Al giorno d’oggi, la sostenibilità è uno dei driver principali che guida le aziende e i brand nel fare business con una grande responsabilità verso i consumatori. Questi ultimi, infatti, come svelato dai dati dell’8° Osservatorio Nazionale sullo stile di vita Sostenibile, realizzato e promosso da LifeGate in collaborazione con Renato Mannheimer di Eumetra, ritengono che i tre fattori principali per definire un’organizzazione realmente sostenibile siano rappresentati dalla sostenibilità dei processi produttivi (38% vs il 25% della Gen Z), dall’utilizzo responsabile delle risorse (33% vs il 28% della Gen Z) e dall’attenzione ai lavoratori (22% vs il 32% della Gen Z).
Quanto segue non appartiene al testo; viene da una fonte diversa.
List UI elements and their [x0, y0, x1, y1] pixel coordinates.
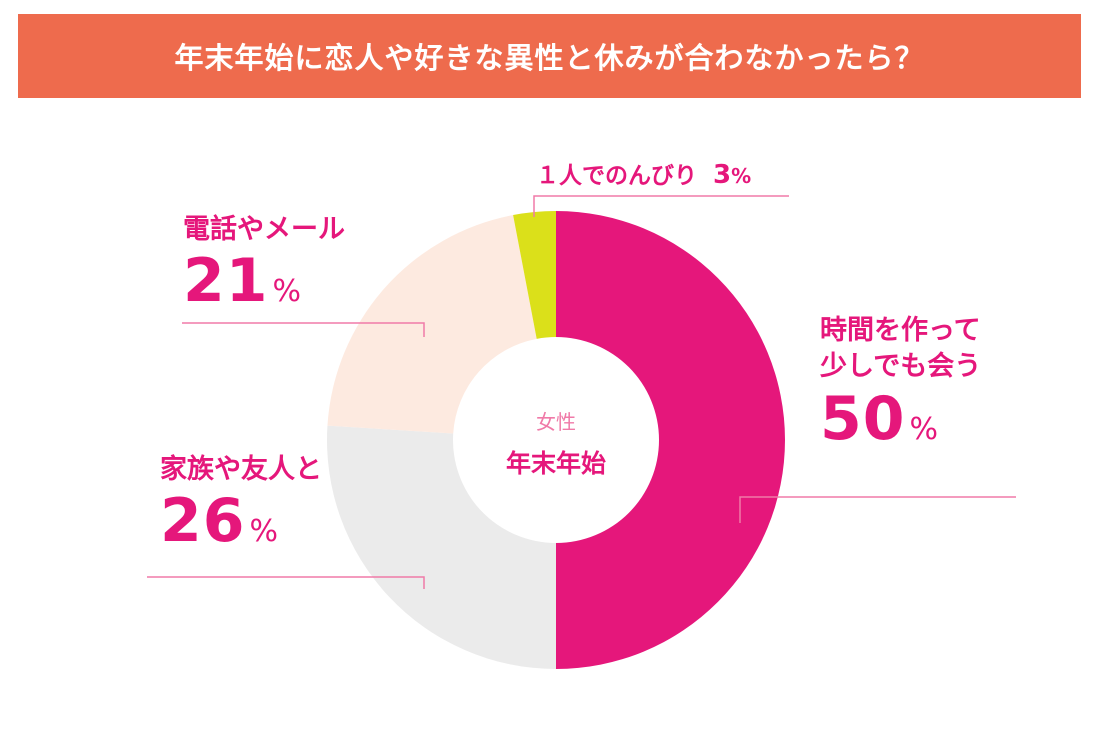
leader-line-21	[182, 322, 425, 337]
label-name: 家族や友人と	[160, 454, 322, 485]
donut-slice-1	[556, 211, 785, 669]
value-unit: %	[249, 514, 280, 550]
label-name: １人でのんびり	[536, 163, 697, 189]
value-number: 50	[820, 383, 906, 454]
value-unit: %	[731, 164, 752, 188]
label-value-21: 21%	[183, 248, 345, 314]
value-number: 26	[160, 486, 246, 557]
label-slice-3: １人でのんびり 3%	[536, 156, 751, 190]
value-number: 21	[183, 246, 269, 317]
label-value-50: 50%	[820, 386, 981, 452]
label-name-line1: 時間を作って	[820, 315, 981, 346]
label-value-26: 26%	[160, 488, 322, 554]
label-slice-50: 時間を作って 少しでも会う 50%	[820, 313, 981, 452]
label-value-3: 3%	[713, 160, 752, 190]
leader-line-26	[147, 576, 425, 589]
label-slice-26: 家族や友人と 26%	[160, 452, 322, 554]
donut-slice-4	[513, 211, 556, 339]
value-unit: %	[272, 274, 303, 310]
leader-line-50	[739, 496, 1016, 523]
center-title: 年末年始	[505, 449, 606, 478]
label-name: 電話やメール	[183, 214, 345, 245]
center-subtitle: 女性	[536, 410, 576, 434]
label-name-line2: 少しでも会う	[820, 351, 982, 383]
label-slice-21: 電話やメール 21%	[183, 212, 345, 314]
value-number: 3	[713, 160, 732, 190]
chart-title-banner: 年末年始に恋人や好きな異性と休みが合わなかったら？	[18, 14, 1081, 98]
donut-slice-3	[327, 215, 537, 434]
donut-slice-2	[327, 425, 556, 669]
value-unit: %	[909, 411, 940, 447]
leader-line-3	[533, 195, 789, 217]
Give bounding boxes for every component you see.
Tra i criteri che guidano un consumatore durante il processo di acquisto di un prodotto e/o servizio, i più importanti sono rappresentati dalla presenza di informazioni trasparenti (35% vs il 26% della Gen Z), dal controllo della filiera di produzione (31% vs il 26% della Gen Z), dalla presenza di certificazioni/loghi sostenibili (23% vs il 26% della Gen Z) e dall’attenzione ai diritti dei lavoratori (21% vs il 18% della Gen Z).

Spiega Elga Corricelli, Co-founder Ricerca Felicità: “Tra i tanti dati raccolti abbiamo osservato anche come il vivere in modo sostenibile contribuisca ad aumentare la felicità. Il 46,8% degli intervistati afferma che vivere in modo sostenibile renda più felici, mentre solo il 5,3% pensa che ciò contribuisca molto poco o addirittura per niente alla propria felicitàInteressante notare come questa affermazione trova maggiore riscontro nei paesi del Sud Italia, passando poi dal Centro, Nord-Est e infine nel Nord-Ovest”.

Per un’azienda non basta semplicemente definirsi sostenibile per poter attrarre il maggior numero di clienti e consumatori perché questi ultimi sono spaccati a metà rispetto a chi ritiene che l’impegno di un’impresa per un futuro green sia concreto (46%vs 39% della Gen Z) e chi invece pensa sia solo un’operazione di marketing (45% vs 44% della Gen Z) per seguire il trend della sostenibilità in atto e avvicinarsi alle richieste delle persone e del mercato.

Come LifeGate siamo impegnati da oltre 20 anni a promuovere una cultura della sostenibilità tra le principali aziende italiane, prendendole per mano e aiutandole a integrare i concetti di sostenibilità nel loro modello di business - dichiara Simona Roveda, direttore editoriale e comunicazione di LifeGate -. Il momento storico che stiamo vivendo è straordinario, con un mondo che sta cambiando molto velocemente e radicalmente e la sostenibilità per un’impresa è diventata, oggi, un elemento imprescindibile e un fattore in grado di poter garantire attrattività e competitività nel confronto con le aziende e i brand concorrenti. Le imprese devono dunque essere sostenibili in quello che fanno e in come lo fanno, avendo una grande responsabilità verso i clienti e i consumatori, ma soprattutto verso il nostro Pianeta”.